When having to navigate through a lot of data, companies want to offer their customers/consumers some kind of navigation. For example, a grocery store wants to categorize their products into: fruits, vegetables, dairy, meat, fish, etc. Categorization is the grouping of instances of the same kind of data based on predefined criteria. Categorization often make use of the available classifications of data. For example, you can group products on a combination of several characteristics like (beverages & dairy products). Because categorization can be done based on multiple criteria, the hierarchy that is created does not need to result in unique leaves. It might happen that one instance falls into multiple possible categories (e.g. milk) and others fall into one category (e.g. yoghurt and orange juice). Categorization is also a form of Taxonomy, slightly different from classification.

Define the possible states of a type

Most entities can have distinct states that mark the significant phases in their life cycle. For example, a ‘Customer request’ can be in states like: sent, received, validated, approved, rejected, in progress, handled, notified, closed. Because you don’t want to determine the possible states for each individual instance of the same kind, organizations keep state tables that control the possible options. These state tables are actually not just static tables, but often also contain constraints to disallow illegal/unwanted state changes (e.g. from ‘rejected’ to ‘in process’). So these state options should actually be properly modeled in to a state transition diagram instead of a “dumb” list.

To summarize

Reference data restricts what otherwise would be free text data values and makes sure that only allowed/controlled options can be used.

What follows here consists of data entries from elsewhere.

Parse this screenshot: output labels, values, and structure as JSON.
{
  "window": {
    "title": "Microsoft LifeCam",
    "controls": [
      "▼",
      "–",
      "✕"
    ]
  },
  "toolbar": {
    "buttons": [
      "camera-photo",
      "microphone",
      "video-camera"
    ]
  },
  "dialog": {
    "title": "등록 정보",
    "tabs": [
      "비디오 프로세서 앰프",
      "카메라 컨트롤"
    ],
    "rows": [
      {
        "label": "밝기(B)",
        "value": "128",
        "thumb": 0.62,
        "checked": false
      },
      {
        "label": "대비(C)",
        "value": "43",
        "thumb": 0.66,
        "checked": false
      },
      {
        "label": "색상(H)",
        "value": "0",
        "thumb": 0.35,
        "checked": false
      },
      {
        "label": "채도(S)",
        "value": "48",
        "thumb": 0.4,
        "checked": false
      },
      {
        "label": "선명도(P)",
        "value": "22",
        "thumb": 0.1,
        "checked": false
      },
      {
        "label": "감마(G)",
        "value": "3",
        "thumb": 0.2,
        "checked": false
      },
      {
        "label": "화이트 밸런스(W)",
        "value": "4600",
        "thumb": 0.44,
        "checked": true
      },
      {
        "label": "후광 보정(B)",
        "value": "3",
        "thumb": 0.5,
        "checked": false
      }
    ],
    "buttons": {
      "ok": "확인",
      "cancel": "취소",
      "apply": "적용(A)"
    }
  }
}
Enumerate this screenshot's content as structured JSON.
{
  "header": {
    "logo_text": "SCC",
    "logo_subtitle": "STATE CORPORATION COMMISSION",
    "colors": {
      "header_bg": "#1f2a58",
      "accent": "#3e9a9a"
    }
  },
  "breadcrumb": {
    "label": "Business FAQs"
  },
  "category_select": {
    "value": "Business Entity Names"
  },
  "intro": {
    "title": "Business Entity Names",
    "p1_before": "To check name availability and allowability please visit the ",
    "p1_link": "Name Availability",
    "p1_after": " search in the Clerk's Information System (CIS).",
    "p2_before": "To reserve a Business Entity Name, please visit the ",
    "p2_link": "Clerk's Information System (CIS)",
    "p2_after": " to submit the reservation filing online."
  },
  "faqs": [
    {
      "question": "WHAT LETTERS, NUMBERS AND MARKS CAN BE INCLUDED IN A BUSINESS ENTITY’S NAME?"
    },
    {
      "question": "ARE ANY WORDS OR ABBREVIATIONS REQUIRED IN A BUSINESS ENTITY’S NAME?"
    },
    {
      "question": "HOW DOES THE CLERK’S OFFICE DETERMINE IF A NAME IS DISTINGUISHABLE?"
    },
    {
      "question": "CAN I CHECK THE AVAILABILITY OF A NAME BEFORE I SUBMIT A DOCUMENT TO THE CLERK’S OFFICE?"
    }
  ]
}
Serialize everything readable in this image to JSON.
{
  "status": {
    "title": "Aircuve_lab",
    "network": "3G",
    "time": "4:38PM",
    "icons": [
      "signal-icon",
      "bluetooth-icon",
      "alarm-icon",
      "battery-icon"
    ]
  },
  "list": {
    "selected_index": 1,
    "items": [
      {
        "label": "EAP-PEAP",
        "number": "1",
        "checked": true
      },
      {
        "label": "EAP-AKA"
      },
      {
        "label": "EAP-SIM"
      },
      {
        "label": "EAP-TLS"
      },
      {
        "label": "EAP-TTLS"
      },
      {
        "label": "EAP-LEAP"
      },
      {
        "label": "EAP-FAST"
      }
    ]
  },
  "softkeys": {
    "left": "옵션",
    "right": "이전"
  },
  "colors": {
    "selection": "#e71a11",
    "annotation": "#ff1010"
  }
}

How do you recognize reference data in practice? Reference data is what users typically encounter as the allowed values in the drop down boxes or select input fields of the forms/screens they work with. Reference data is often an underestimated/undervalued form of data. This is because code tables are often hidden away in some obscure corner of the database. Or even worse, hard coded into the application source code. There is actually often a lot of valuable knowledge hidden in reference data! So please take more notice of this form of data.

Reference data as a first class citizen

In Hapsah we made reference data a first class citizen in our apps, allowing modelers and users to manage these data sets without needing any technical coding or database skills. And we use reference data as input for business rules to work with.